Although it is an assembly of microprocessors, carbon tubes, engines and propellers in high performance plastic in a refined design, I see the drone as a bird. It is at ease in the air. It moves in a world that is not accessible to us. Of course we fly in planes, but it is not truly the art of flying. To remain seated for seven hours in front of a TV is not flying…
Are drones ‘The Birds’ of Hitchcock, spreading fear and terror? Are drones, or more especially the microdrones I conceive with my team, weapons? As for technology, are computers weapons? Is the world such a depressed place where each new invention seemingly becomes a new terror, a new pollution, a new destruction?
Drones fly like birds, close to the ground. That is what is interesting. Close to the ground, the things we see from the sky are familiar to us. A distance is created and we recognise all that we see, and we see everything in a new way.
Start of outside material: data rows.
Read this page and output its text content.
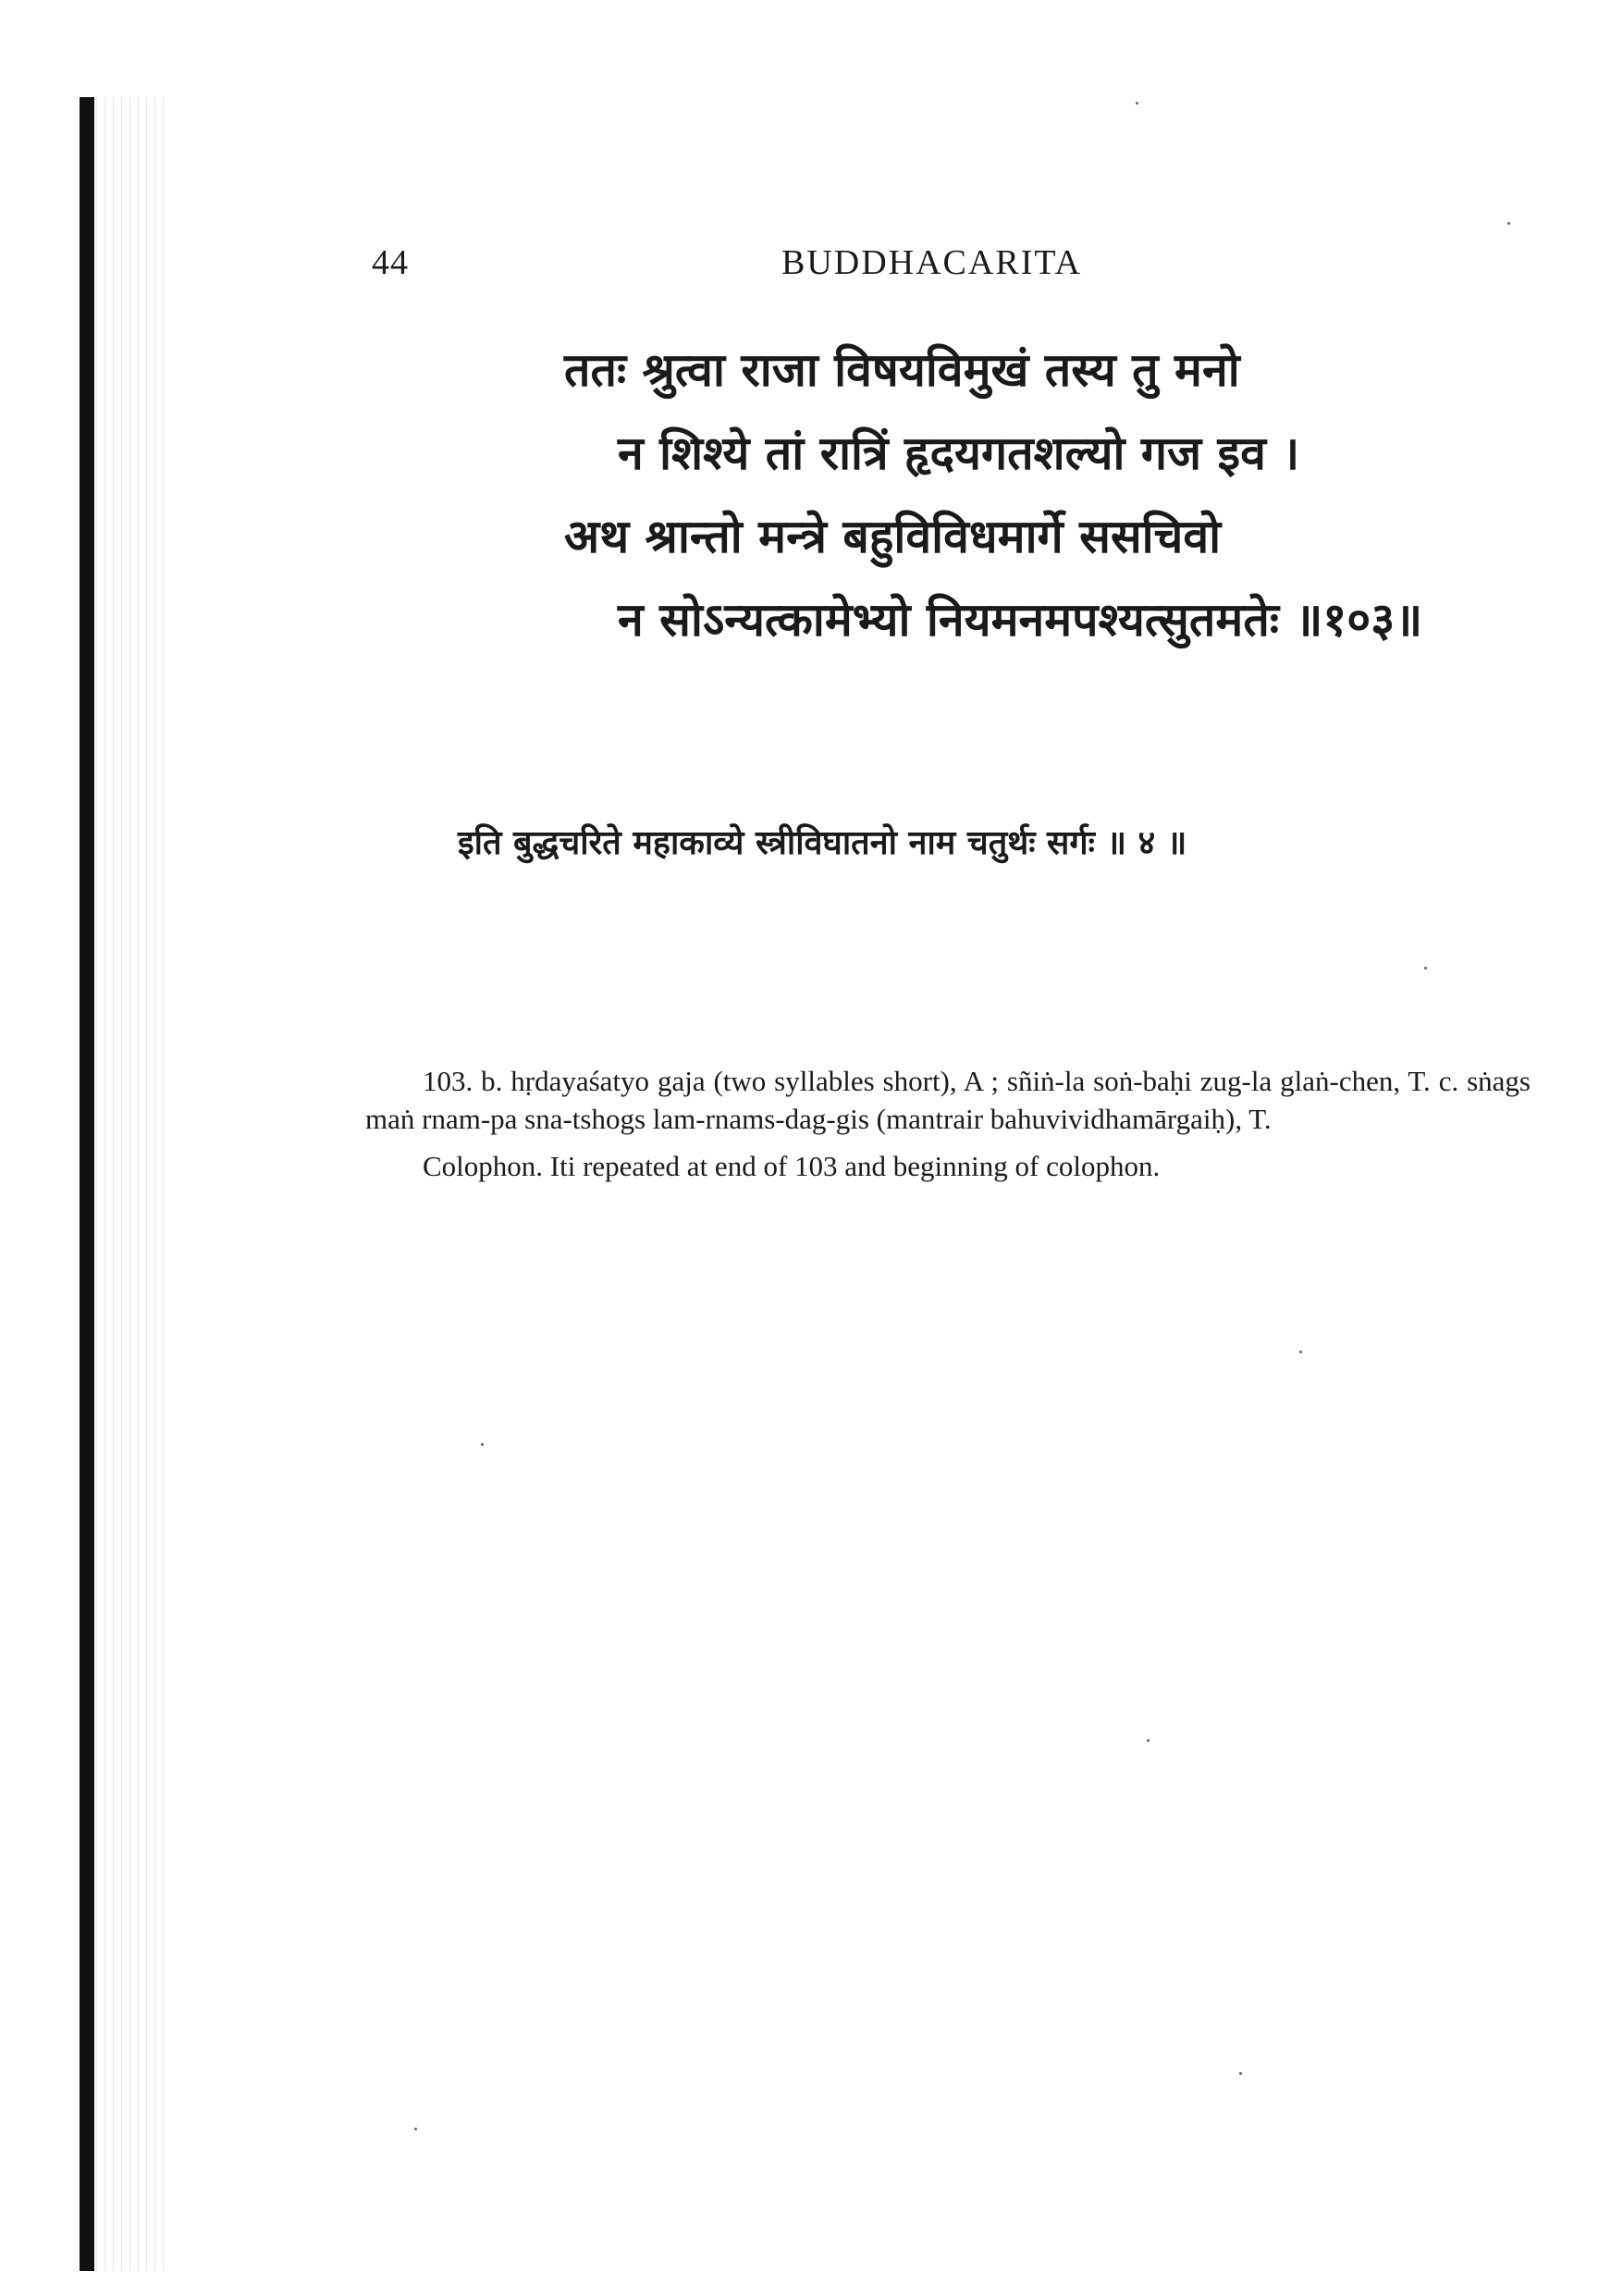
44	BUDDHACARITA
ततः श्रुत्वा राजा विषयविमुखं तस्य तु मनो
न शिश्ये तां रात्रिं हृदयगतशल्यो गज इव ।
अथ श्रान्तो मन्त्रे बहुविविधमार्गे ससचिवो
न सोऽन्यत्कामेभ्यो नियमनमपश्यत्सुतमतेः ॥१०३॥
इति बुद्धचरिते महाकाव्ये स्त्रीविघातनो नाम चतुर्थः सर्गः ॥ ४ ॥

103. b. hṛdayaśatyo gaja (two syllables short), A ; sñiṅ-la soṅ-baḥi zug-la glaṅ-chen, T. c. sṅags maṅ rnam-pa sna-tshogs lam-rnams-dag-gis (mantrair bahuvividhamārgaiḥ), T.

Colophon. Iti repeated at end of 103 and beginning of colophon.
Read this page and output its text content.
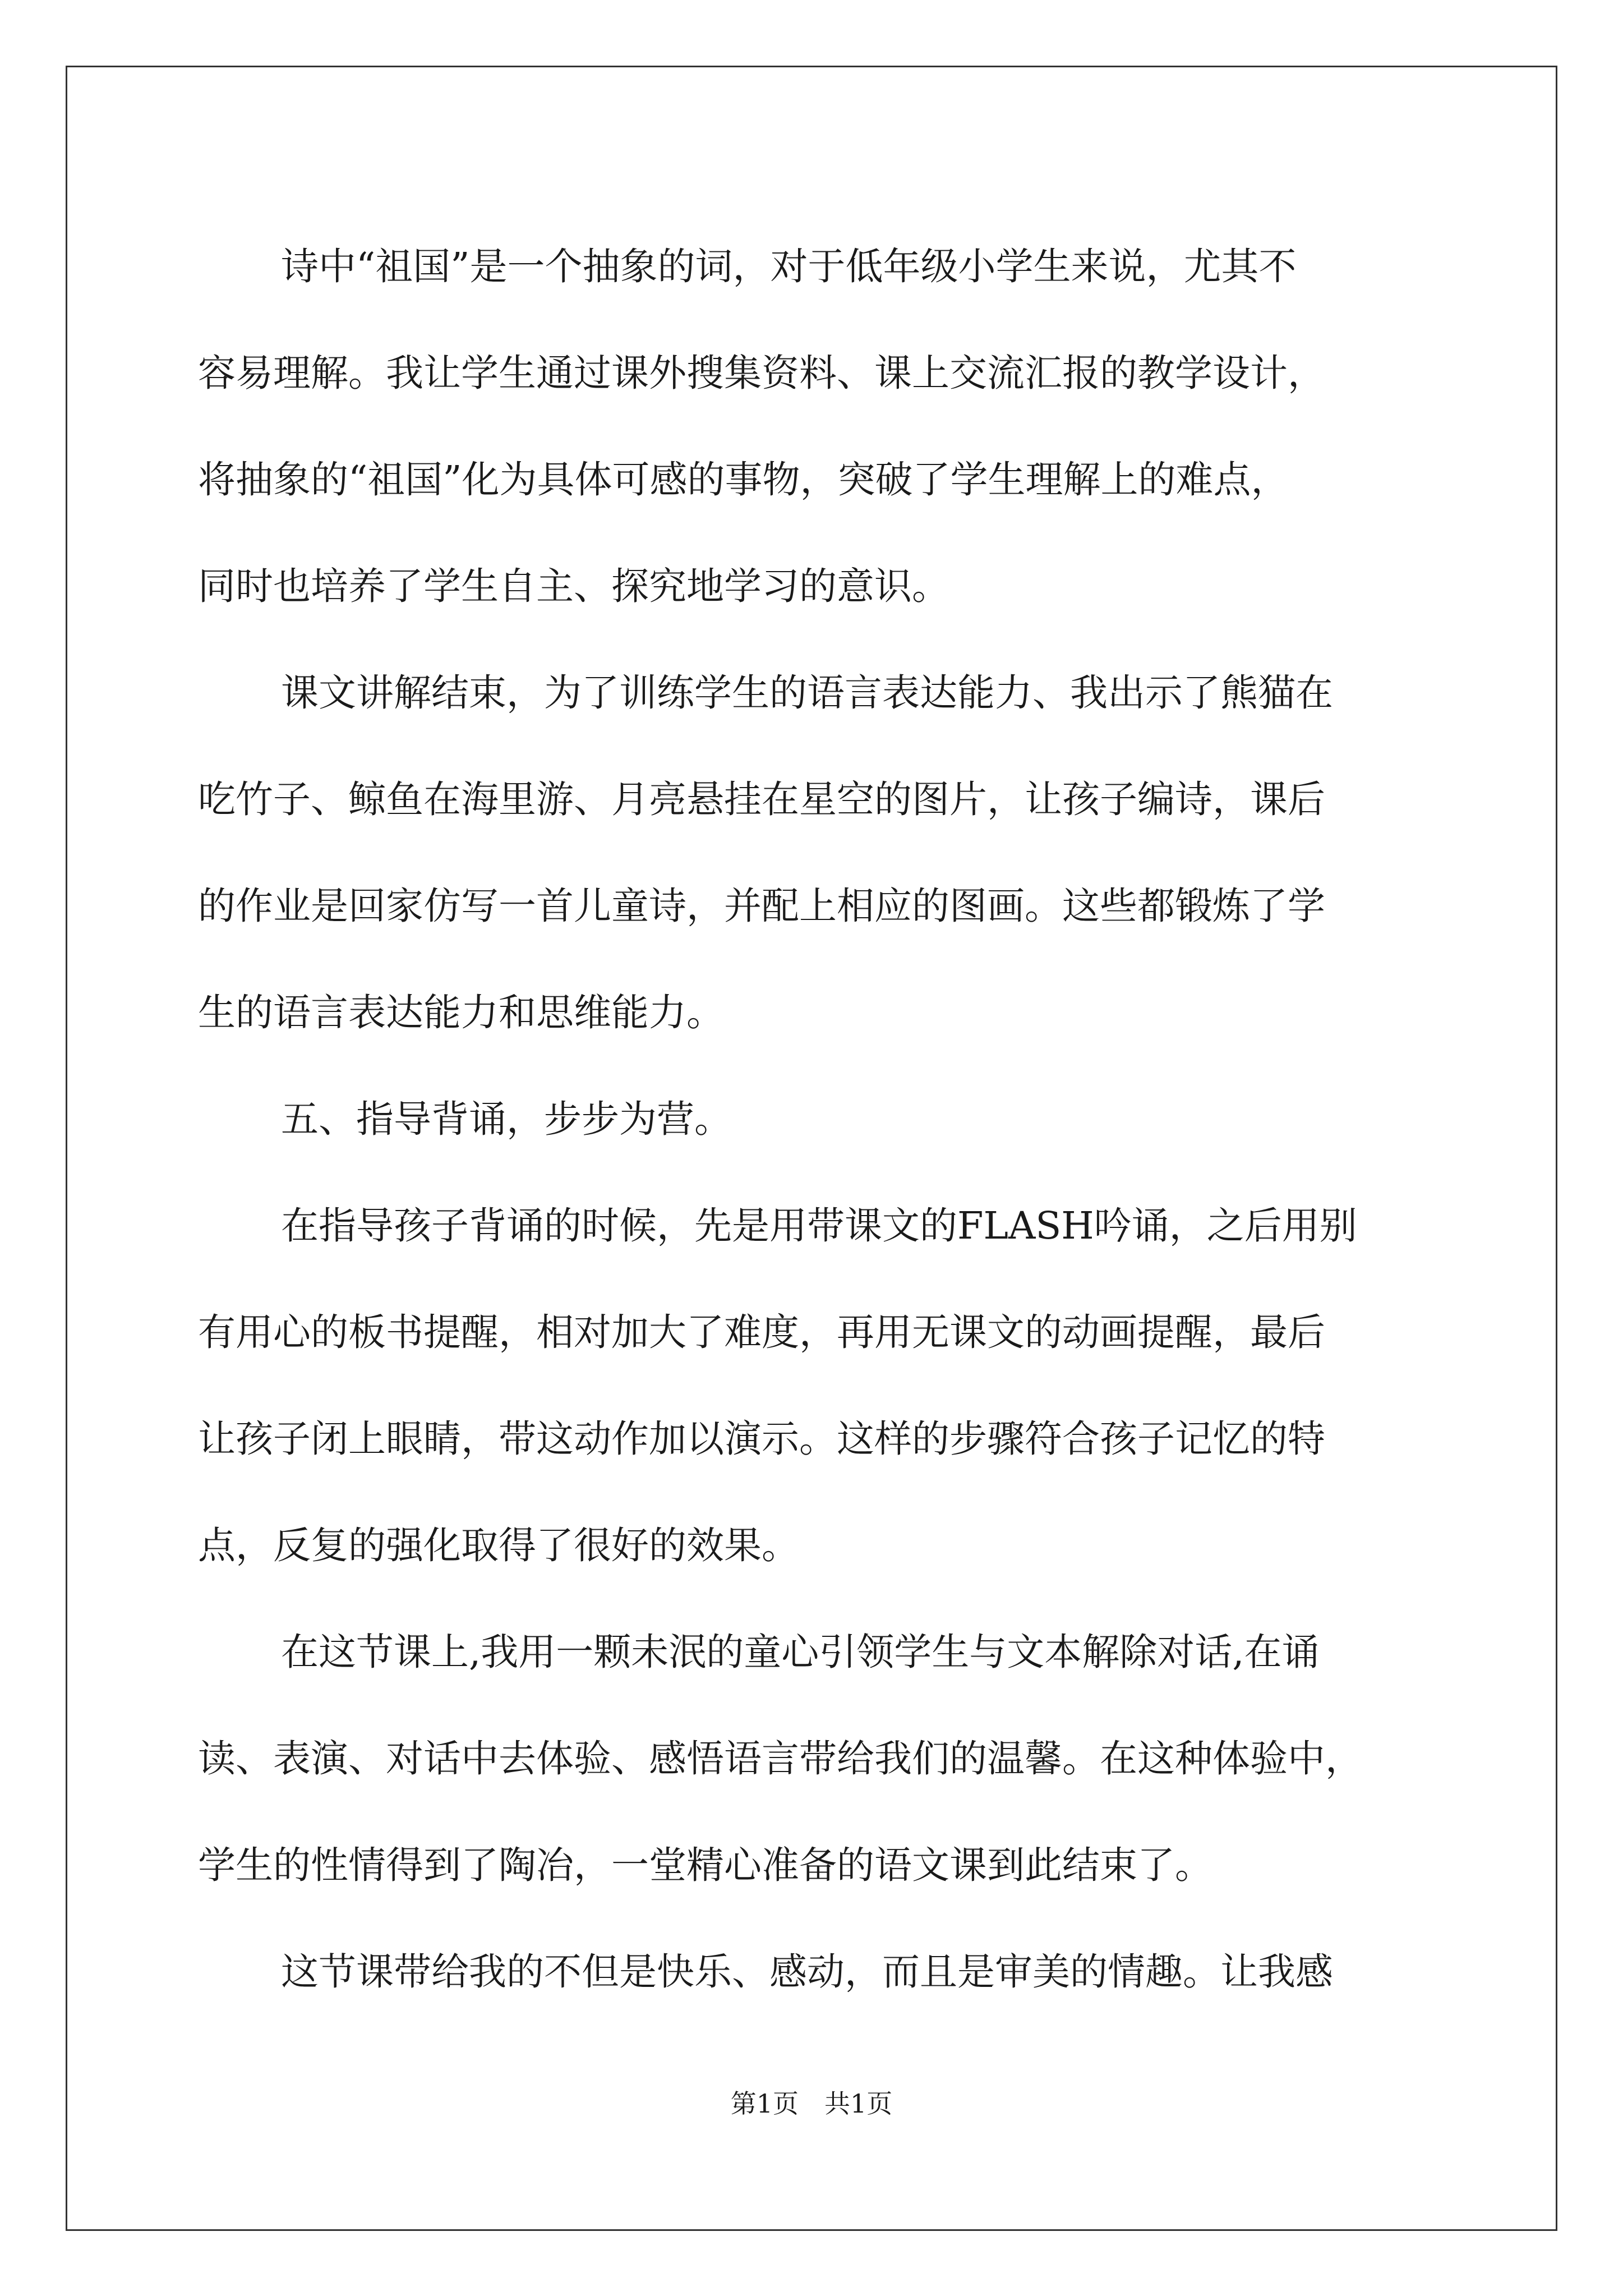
诗中“祖国”是一个抽象的词，对于低年级小学生来说，尤其不

容易理解。我让学生通过课外搜集资料、课上交流汇报的教学设计，

将抽象的“祖国”化为具体可感的事物，突破了学生理解上的难点，

同时也培养了学生自主、探究地学习的意识。

课文讲解结束，为了训练学生的语言表达能力、我出示了熊猫在

吃竹子、鲸鱼在海里游、月亮悬挂在星空的图片，让孩子编诗，课后

的作业是回家仿写一首儿童诗，并配上相应的图画。这些都锻炼了学

生的语言表达能力和思维能力。

五、指导背诵，步步为营。

在指导孩子背诵的时候，先是用带课文的FLASH吟诵，之后用别

有用心的板书提醒，相对加大了难度，再用无课文的动画提醒，最后

让孩子闭上眼睛，带这动作加以演示。这样的步骤符合孩子记忆的特

点，反复的强化取得了很好的效果。

在这节课上,我用一颗未泯的童心引领学生与文本解除对话,在诵

读、表演、对话中去体验、感悟语言带给我们的温馨。在这种体验中，

学生的性情得到了陶冶，一堂精心准备的语文课到此结束了。

这节课带给我的不但是快乐、感动，而且是审美的情趣。让我感

第1页　共1页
The key success of drones is this aesthetic, this perspective it provides to us on the ground. It is still new and fascinating.
On television, the success of drones is huge. Every hour of programming we see images from the sky. A couple of weeks ago, on the evening news, I saw images from a drone of Kathmandu broken by the earthquake, and then, images from a drone of athletes training.
Professional success of drones is seen in cartography. A one metre wingspan with a small camera flies 40 minutes and covers hundreds of hectares. Software then assembles the thousands of photographs taken from the air to form a database impression of the area. The precision is within 5cm and better.
These 3D maps are fascinating. The United Nations Organisation used them to map Haiti after a typhoon, very quickly obtaining an accurate and perfectly up-to-date map of affected zones and of the roads that could still be used.
Archaeologists use them to make complete plans of sites, which will sometimes disappear quickly. Here too, it is fascinating to see a whole city from the memory of your computer and to move inside it like a dream, like an inhabitant of the past.
Future progress will be in precision agriculture. Flying a drone over a field enables farmers to precisely visualise how their plants develop. This makes it possible to intelligently adapt and understand how to best fertilise and cultivate the land. We waste less, for a better result.
We are only at the beginning. What we know today is that technology is evolving fast. When we started, only a few university labs and some rare startups developed drones. Now there are hundreds and this development, too, is fascinating.